Gesundheitskiller Internet

Okay, okay, die Überschrift ist eigentlich fast schon “Bild”-Zeitungsmäßig. Aber mal ehrlich: Stundenlanges Daddeln am PC macht müde und oft auch aggressiv. Nach der Langzeitstudie des Robert-Koch-Instituts in Berlin ist, wer stundenlang im Internet surft oder spielt,  häufiger übergewichtig und körperlich  inaktiver. Ganz zu schweigen davon, dass bereits Zehnjährige schier verzweifeln, wenn sie mal zwei Tage ohne ihr Smartphone auskommen müssen.

Welche gesundheitlichen Aspekte die Mediennutzung bei Kindern und Jugendlichen hat, darüber hält Robert Schlack, wissenschaftlicher Mitarbeiter des RKI in Berlin, bundesweit Vorträge – vor einigen Wochen war er auf Einladung des Familienzentrums in Darmstadt.  „Medienkonsum ist nicht an sich schlecht, es kommt auf die Dauer an“, sagt der Wissenschaftler.    Wie lange Kinder letztlich  am PC spielen dürfen, dafür gibt es allerdings keine  allgemeingültige Formel. Manche Medienpädagogen halten   30 Minuten für Kinder zwischen vier bis sechs Jahren am Tag  für vertretbar, manche Kinderärzte finden sogar  60 Minuten noch okay. Letztlich müssen die Eltern entscheiden, wieviel Medienkonsum sie ihren Kindern erlauben.

Die Studienlage zu den Folgen von zu viel Fernsehen oder Internet ist   sehr übersichtlich. Dies liegt unter anderem daran, dass das Phänomen   relativ neu ist.   Das   World Wide Web  gibt es erst seit 1989, 2003 entstanden die ersten sozialen Netzwerke wie Myspace, 2007 startete Facebook.  „Es gibt noch einigen Forschungsbedarf, was  neue Medien angeht“, sagt Schlack.   Schlaflabor-Studien zeigten, dass ein exzessiver PC-Konsum zu einem Schlafdefizit  und zu schlechteren Leistungen bei Gedächtnistests führt.       Kinder, die zu viel  vor dem  Bildschirm sitzen, hätten auch weniger  Zeit zum Lernen und für Hausaufgaben, oft kämen  Konzentrationsprobleme hinzu und schlechte Noten.   Wer viel  vor der Glotze sitzt, greift zudem häufiger  zu  kalorienreichen Snacks und Getränken.   Mit dem Übergewicht  steigt   auch das Risiko für Diabetes, Herz- und Gefäßkrankheiten.
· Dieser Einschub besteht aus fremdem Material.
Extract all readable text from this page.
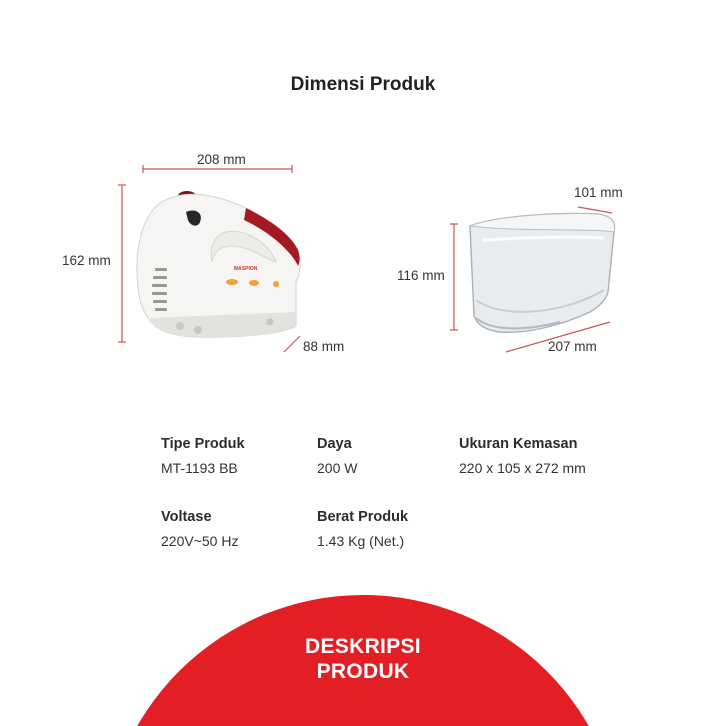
Dimensi Produk
MASPION
208 mm
162 mm
88 mm
101 mm
116 mm
207 mm
Tipe Produk
MT-1193 BB
Daya
200 W
Ukuran Kemasan
220 x 105 x 272 mm
Voltase
220V~50 Hz
Berat Produk
1.43 Kg (Net.)
DESKRIPSI
PRODUK
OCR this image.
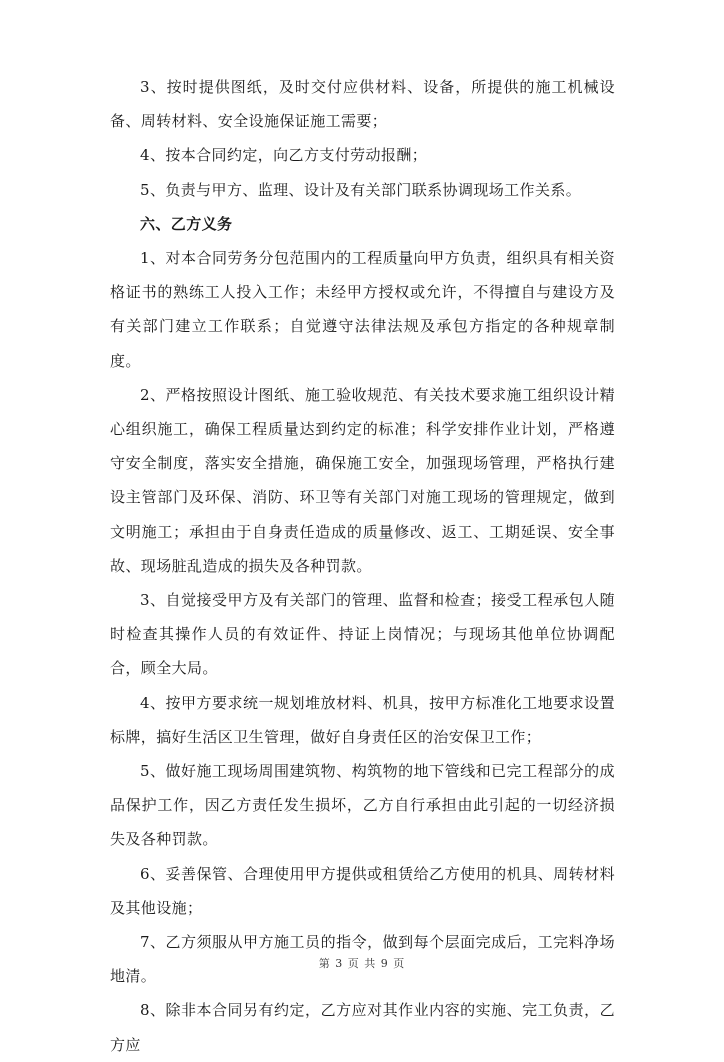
3、按时提供图纸，及时交付应供材料、设备，所提供的施工机械设备、周转材料、安全设施保证施工需要；

4、按本合同约定，向乙方支付劳动报酬；

5、负责与甲方、监理、设计及有关部门联系协调现场工作关系。

六、乙方义务

1、对本合同劳务分包范围内的工程质量向甲方负责，组织具有相关资格证书的熟练工人投入工作；未经甲方授权或允许，不得擅自与建设方及有关部门建立工作联系；自觉遵守法律法规及承包方指定的各种规章制度。

2、严格按照设计图纸、施工验收规范、有关技术要求施工组织设计精心组织施工，确保工程质量达到约定的标准；科学安排作业计划，严格遵守安全制度，落实安全措施，确保施工安全，加强现场管理，严格执行建设主管部门及环保、消防、环卫等有关部门对施工现场的管理规定，做到文明施工；承担由于自身责任造成的质量修改、返工、工期延误、安全事故、现场脏乱造成的损失及各种罚款。

3、自觉接受甲方及有关部门的管理、监督和检查；接受工程承包人随时检查其操作人员的有效证件、持证上岗情况；与现场其他单位协调配合，顾全大局。

4、按甲方要求统一规划堆放材料、机具，按甲方标准化工地要求设置标牌，搞好生活区卫生管理，做好自身责任区的治安保卫工作；

5、做好施工现场周围建筑物、构筑物的地下管线和已完工程部分的成品保护工作，因乙方责任发生损坏，乙方自行承担由此引起的一切经济损失及各种罚款。

6、妥善保管、合理使用甲方提供或租赁给乙方使用的机具、周转材料及其他设施；

7、乙方须服从甲方施工员的指令，做到每个层面完成后，工完料净场地清。

8、除非本合同另有约定，乙方应对其作业内容的实施、完工负责，乙方应

第 3 页 共 9 页
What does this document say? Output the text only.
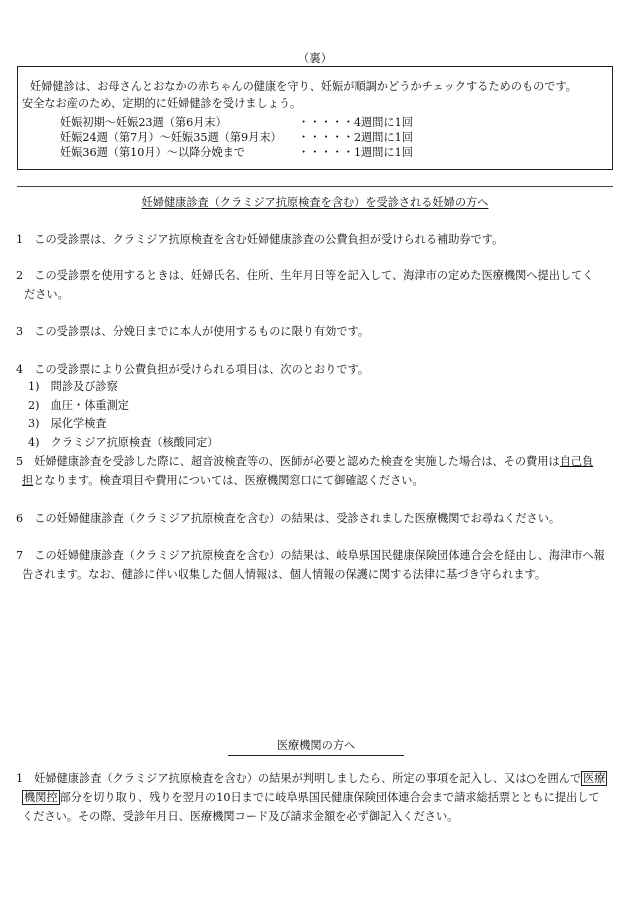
（裏）
妊婦健診は、お母さんとおなかの赤ちゃんの健康を守り、妊娠が順調かどうかチェックするためのものです。
安全なお産のため、定期的に妊婦健診を受けましょう。
妊娠初期～妊娠23週（第6月末）	・・・・・4週間に1回
妊娠24週（第7月）～妊娠35週（第9月末） ・・・・・2週間に1回
妊娠36週（第10月）～以降分娩まで	・・・・・1週間に1回
妊婦健康診査（クラミジア抗原検査を含む）を受診される妊婦の方へ
1　この受診票は、クラミジア抗原検査を含む妊婦健康診査の公費負担が受けられる補助券です。
2　この受診票を使用するときは、妊婦氏名、住所、生年月日等を記入して、海津市の定めた医療機関へ提出してく
ださい。
3　この受診票は、分娩日までに本人が使用するものに限り有効です。
4　この受診票により公費負担が受けられる項目は、次のとおりです。
1)　問診及び診察
2)　血圧・体重測定
3)　尿化学検査
4)　クラミジア抗原検査（核酸同定）
5　妊婦健康診査を受診した際に、超音波検査等の、医師が必要と認めた検査を実施した場合は、その費用は自己負
担となります。検査項目や費用については、医療機関窓口にて御確認ください。
6　この妊婦健康診査（クラミジア抗原検査を含む）の結果は、受診されました医療機関でお尋ねください。
7　この妊婦健康診査（クラミジア抗原検査を含む）の結果は、岐阜県国民健康保険団体連合会を経由し、海津市へ報
告されます。なお、健診に伴い収集した個人情報は、個人情報の保護に関する法律に基づき守られます。
医療機関の方へ
1　妊婦健康診査（クラミジア抗原検査を含む）の結果が判明しましたら、所定の事項を記入し、又は○を囲んで 医療
機関控 部分を切り取り、残りを翌月の10日までに岐阜県国民健康保険団体連合会まで請求総括票とともに提出して
ください。その際、受診年月日、医療機関コード及び請求金額を必ず御記入ください。
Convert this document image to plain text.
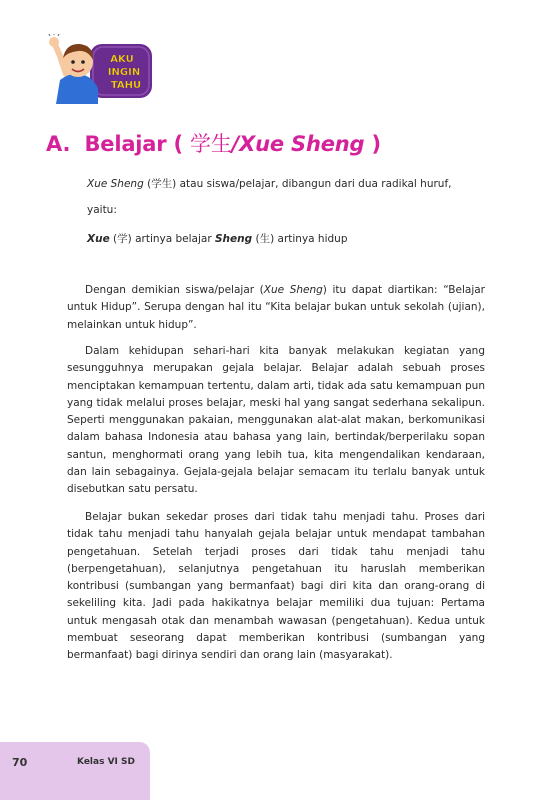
AKU
INGIN
TAHU
A. Belajar ( 学生/Xue Sheng )
Xue Sheng (学生) atau siswa/pelajar, dibangun dari dua radikal huruf,
yaitu:
Xue (学) artinya belajar Sheng (生) artinya hidup

Dengan demikian siswa/pelajar (Xue Sheng) itu dapat diartikan: “Belajar untuk Hidup”. Serupa dengan hal itu “Kita belajar bukan untuk sekolah (ujian), melainkan untuk hidup”.

Dalam kehidupan sehari-hari kita banyak melakukan kegiatan yang sesungguhnya merupakan gejala belajar. Belajar adalah sebuah proses menciptakan kemampuan tertentu, dalam arti, tidak ada satu kemampuan pun yang tidak melalui proses belajar, meski hal yang sangat sederhana sekalipun. Seperti menggunakan pakaian, menggunakan alat-alat makan, berkomunikasi dalam bahasa Indonesia atau bahasa yang lain, bertindak/berperilaku sopan santun, menghormati orang yang lebih tua, kita mengendalikan kendaraan, dan lain sebagainya. Gejala-gejala belajar semacam itu terlalu banyak untuk disebutkan satu persatu.

Belajar bukan sekedar proses dari tidak tahu menjadi tahu. Proses dari tidak tahu menjadi tahu hanyalah gejala belajar untuk mendapat tambahan pengetahuan. Setelah terjadi proses dari tidak tahu menjadi tahu (berpengetahuan), selanjutnya pengetahuan itu haruslah memberikan kontribusi (sumbangan yang bermanfaat) bagi diri kita dan orang-orang di sekeliling kita. Jadi pada hakikatnya belajar memiliki dua tujuan: Pertama untuk mengasah otak dan menambah wawasan (pengetahuan). Kedua untuk membuat seseorang dapat memberikan kontribusi (sumbangan yang bermanfaat) bagi dirinya sendiri dan orang lain (masyarakat).

70	Kelas VI SD
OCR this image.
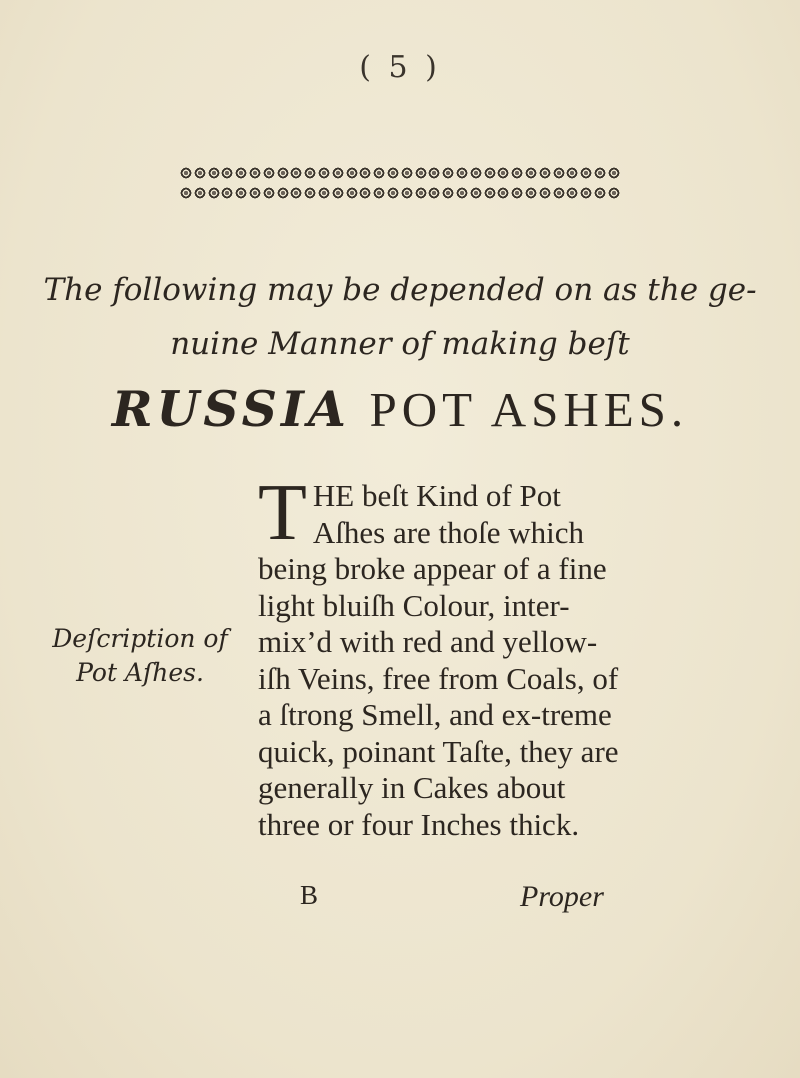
( 5 )
The following may be depended on as the ge-
nuine Manner of making beſt
RUSSIA POT ASHES.
Deſcription of Pot Aſhes.
T HE beſt Kind of Pot Aſhes are thoſe which being broke appear of a fine light bluiſh Colour, inter-mix’d with red and yellow-iſh Veins, free from Coals, of a ſtrong Smell, and ex-treme quick, poinant Taſte, they are generally in Cakes about three or four Inches thick.

B	Proper
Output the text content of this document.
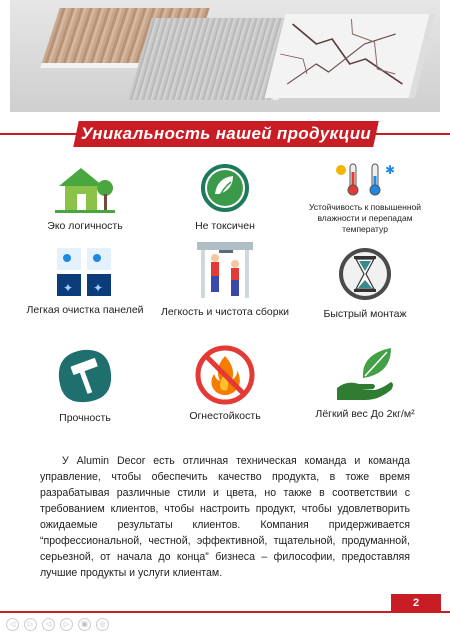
Уникальность нашей продукции
Эко логичность	Не токсичен
✱
Устойчивость к повышенной влажности и перепадам температур
✦ ✦
Легкая очистка панелей	Легкость и чистота сборки	Быстрый монтаж
Прочность	Огнестойкость	Лёгкий вес До 2кг/м²

У Alumin Decor есть отличная техническая команда и команда управление, чтобы обеспечить качество продукта, в тоже время разрабатывая различные стили и цвета, но также в соответствии с требованием клиентов, чтобы настроить продукт, чтобы удовлетворить ожидаемые результаты клиентов. Компания придерживается “профессиональной, честной, эффективной, тщательной, продуманной, серьезной, от начала до конца” бизнеса – философии, предоставляя лучшие продукты и услуги клиентам.

2
◁	▷	◁	▷	▣	◎
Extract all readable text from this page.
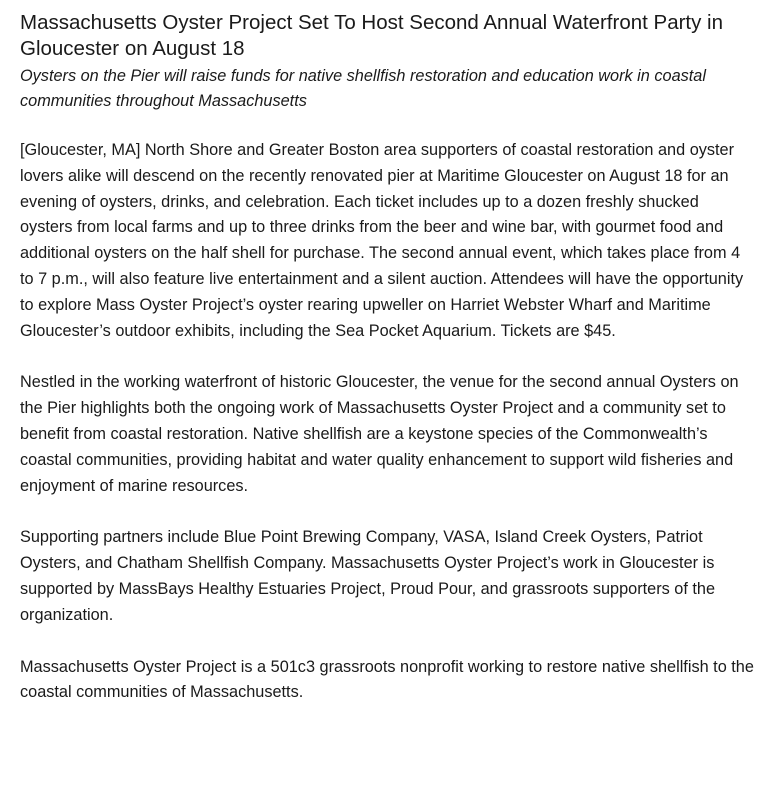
Massachusetts Oyster Project Set To Host Second Annual Waterfront Party in Gloucester on August 18

Oysters on the Pier will raise funds for native shellfish restoration and education work in coastal communities throughout Massachusetts

[Gloucester, MA] North Shore and Greater Boston area supporters of coastal restoration and oyster lovers alike will descend on the recently renovated pier at Maritime Gloucester on August 18 for an evening of oysters, drinks, and celebration. Each ticket includes up to a dozen freshly shucked oysters from local farms and up to three drinks from the beer and wine bar, with gourmet food and additional oysters on the half shell for purchase. The second annual event, which takes place from 4 to 7 p.m., will also feature live entertainment and a silent auction. Attendees will have the opportunity to explore Mass Oyster Project’s oyster rearing upweller on Harriet Webster Wharf and Maritime Gloucester’s outdoor exhibits, including the Sea Pocket Aquarium. Tickets are $45.

Nestled in the working waterfront of historic Gloucester, the venue for the second annual Oysters on the Pier highlights both the ongoing work of Massachusetts Oyster Project and a community set to benefit from coastal restoration. Native shellfish are a keystone species of the Commonwealth’s coastal communities, providing habitat and water quality enhancement to support wild fisheries and enjoyment of marine resources.

Supporting partners include Blue Point Brewing Company, VASA, Island Creek Oysters, Patriot Oysters, and Chatham Shellfish Company. Massachusetts Oyster Project’s work in Gloucester is supported by MassBays Healthy Estuaries Project, Proud Pour, and grassroots supporters of the organization.

Massachusetts Oyster Project is a 501c3 grassroots nonprofit working to restore native shellfish to the coastal communities of Massachusetts.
Ob  Internet   süchtig machen kann, ist unter Wissenschaftlern umstritten. Nach einer Studie der Ruhr-Universität Bochum sind etwa 500 000 Deutsche im Alter zwischen 14 und 64 Jahren abhängig   vom Internet, am weitesten verbreitet ist die Onlinespielsucht.  Vor kurzem haben chinesische Forscher mit Hilfe eines  Positronen-Emissions-Tomographen bei Menschen, die im Schnitt seit 3,4 Jahren das Online-Rollenspiel „World of Warcraft“ gespielt haben,  Veränderungen im Gehirn  festgestellt, die auch bei Drogenabhängigen beobachtet werden.    Unbestritten ist, dass  gewalthaltige Computerspiele das aggressive Verhalten verstärken können. Gesundheitliche Risiken gibt es auch in Verbindung mit der Nutzung sozialer Medien wie Facebook: Das Überangebot an Informationen kann zu Störungen der Konzentrationsfähigkeit führen, zu depressiven Symptomen  und zu einem suchtartigen Konsumieren.

Was tun?  „Eltern sind als Vorbilder gefragt“, sagt  Schlack. Kinder seien in der Regel mit einem  Alternativprogramm  leicht ablenkbar:  vorlesen, gemeinsam singen, basteln, spielen oder malen. Auf gar keinen Fall sollte ein  Fernsehgerät oder PC  im  Kinderzimmer   stehen. „Das ist immer ein zusätzlicher Risikofaktor.“    Er findet,  dass Eltern immer  gemeinsam mit ihren Kindern Fernsehgucken oder ins Internet  gehen sollten. „Kinder treten über die Eltern in Interaktion mit der Welt.“   Schlack rät Müttern und Vätern  zudem, sich  vorzunehmen, jeden Tag mindestens 15 Minuten mit ihrem Kind zu sprechen.  In aller Ruhe und ganz konzentriert. Das klinge selbstverständlich,  sei  aber in der Praxis gar nicht so leicht in den Alltag einzubinden, gibt  Schlack zu und wiegt bedenklich den Kopf.  Auch ein Medienexperte tut sich  eben manchmal schwer, Beruf und Kind unter einen Hut zu bekommen.